Die münstersche CDU hat die Grünen aufgefordert, sich eindeutig zur Gewaltlosigkeit und zur Anerkenntnis demokratisch gefasster Beschlüsse und Gesetze zu bekennen. „Man kann nicht zu Recht den starken Staat bei der Bekämpfung des Rechtsextremismus fordern und dann das linke Auge zukneifen“, sagte der CDU-Kreisvorsitzende Stefan Weber.

Kaum verständlich sei schon die unverhohlene Unterstützung der Sitzblockaden beim jüngsten Castor-Transport durch die grüne Parteispitze. Dass aber die Grünen gemeinsam mit den Linken und der SPD im Innenausschuss des Landtages einen Antrag zur Bekämpfung des Linksextremismus abgelehnt haben, offenbare eine sehr einseitige Sicht der Dinge. „Alle demokratischen Parteien müssen gemeinsam Extremismus, Gewalt und Gesetzesverstöße bekämpfen – und zwar unabhängig von der politischen Gesinnung der Täter“, forderte Weber.

Stefan Weber, Vorsitzender der CDU Münster

Der CDU-Politiker kritisierte in diesem Zusammenhang auch die grüne münstersche Landtagsabgeordnete Josefine Paul. Sie hatte gefordert, Regelungen zu schaffen, die das Abbrennen von Feuerwerkskörpern in Fußballstadien ermöglichen. „Das ist vor allem auch nach den schlimmen Vorkommnissen Vorkommnissen beim Preußen-Spiel im Osnabrücker Stadion vor einigen Monaten das völlig falsche Signal“, sagte Weber.

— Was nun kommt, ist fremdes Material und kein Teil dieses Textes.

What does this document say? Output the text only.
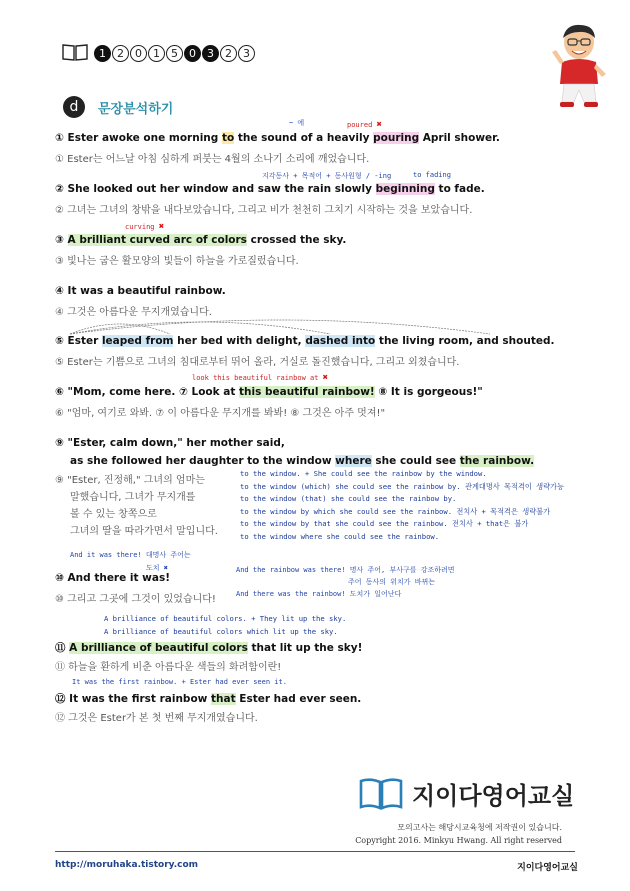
1 2 0 1 5 0 3 2 3
d	문장분석하기
~ 에	poured ✖
① Ester awoke one morning to the sound of a heavily pouring April shower.
① Ester는 어느날 아침 심하게 퍼붓는 4월의 소나기 소리에 깨었습니다.
지각동사 + 목적어 + 동사원형 / -ing	to fading
② She looked out her window and saw the rain slowly beginning to fade.
② 그녀는 그녀의 창밖을 내다보았습니다, 그리고 비가 천천히 그치기 시작하는 것을 보았습니다.
curving ✖
③ A brilliant curved arc of colors crossed the sky.
③ 빛나는 굽은 활모양의 빛들이 하늘을 가로질렀습니다.
④ It was a beautiful rainbow.
④ 그것은 아름다운 무지개였습니다.
⑤ Ester leaped from her bed with delight, dashed into the living room, and shouted.
⑤ Ester는 기쁨으로 그녀의 침대로부터 뛰어 올라, 거실로 돌진했습니다, 그리고 외쳤습니다.
look this beautiful rainbow at ✖
⑥ "Mom, come here. ⑦ Look at this beautiful rainbow! ⑧ It is gorgeous!"
⑥ "엄마, 여기로 와봐. ⑦ 이 아름다운 무지개를 봐봐! ⑧ 그것은 아주 멋져!"
⑨ "Ester, calm down," her mother said,
as she followed her daughter to the window where she could see the rainbow.
⑨ "Ester, 진정해," 그녀의 엄마는
말했습니다, 그녀가 무지개를
볼 수 있는 창쪽으로
그녀의 딸을 따라가면서 말입니다.
to the window. + She could see the rainbow by the window.
to the window (which) she could see the rainbow by. 관계대명사 목적격이 생략가능
to the window (that) she could see the rainbow by.
to the window by which she could see the rainbow. 전치사 + 목적격은 생략불가
to the window by that she could see the rainbow. 전치사 + that은 불가
to the window where she could see the rainbow.
And it was there! 대명사 주어는
도치 ✖	And the rainbow was there! 명사 주어, 부사구를 강조하려면
주어 동사의 위치가 바뀌는
And there was the rainbow! 도치가 일어난다
⑩ And there it was!
⑩ 그리고 그곳에 그것이 있었습니다!
A brilliance of beautiful colors. + They lit up the sky.
A brilliance of beautiful colors which lit up the sky.
⑪ A brilliance of beautiful colors that lit up the sky!
⑪ 하늘을 환하게 비춘 아름다운 색들의 화려함이란!
It was the first rainbow. + Ester had ever seen it.
⑫ It was the first rainbow that Ester had ever seen.
⑫ 그것은 Ester가 본 첫 번째 무지개였습니다.
지이다영어교실
모의고사는 해당시교육청에 저작권이 있습니다.
Copyright 2016. Minkyu Hwang. All right reserved
http://moruhaka.tistory.com	지이다영어교실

Der CDU-Kommunalpolitiker verwies darauf, dass die Stadt mit höchstmöglichem Einsatz versuche, auf kommunaler Ebene ihren Beitrag zu einem friedlichen und sicheren Zusammenleben in Münster zu leisten. „Auf Druck und Initiative der CDU ist der Service und Ordnungsdienst zuerst eingerichtet und dann nach und nach ausgebaut worden“, erklärte Weber. Die regelmäßigen Streifen von Ordnungsdienstmitarbeitern zum Beispiel im Kuhviertel seien eine freiwillige Leistung der Stadt und stießen auf eine äußerst positive Resonanz. „Es können gar nicht alle Wünsche von Anwohnern nach Streifengängen erfüllt werden, die sich durch Kneipenlärm oder auf andere Art und Weise belästigt fühlen“, sagte der CDU-Politiker. Die Resonanz und die positiven Bürgerreaktionen zeigten, dass die Münsteraner eine größere Präsenz von Ordnungskräften wünschen. „Die Münsteraner wollen keinen Polizeistaat, aber sie möchten in Ruhe, Frieden und Sicherheit leben können“, erklärte der Christdemokrat.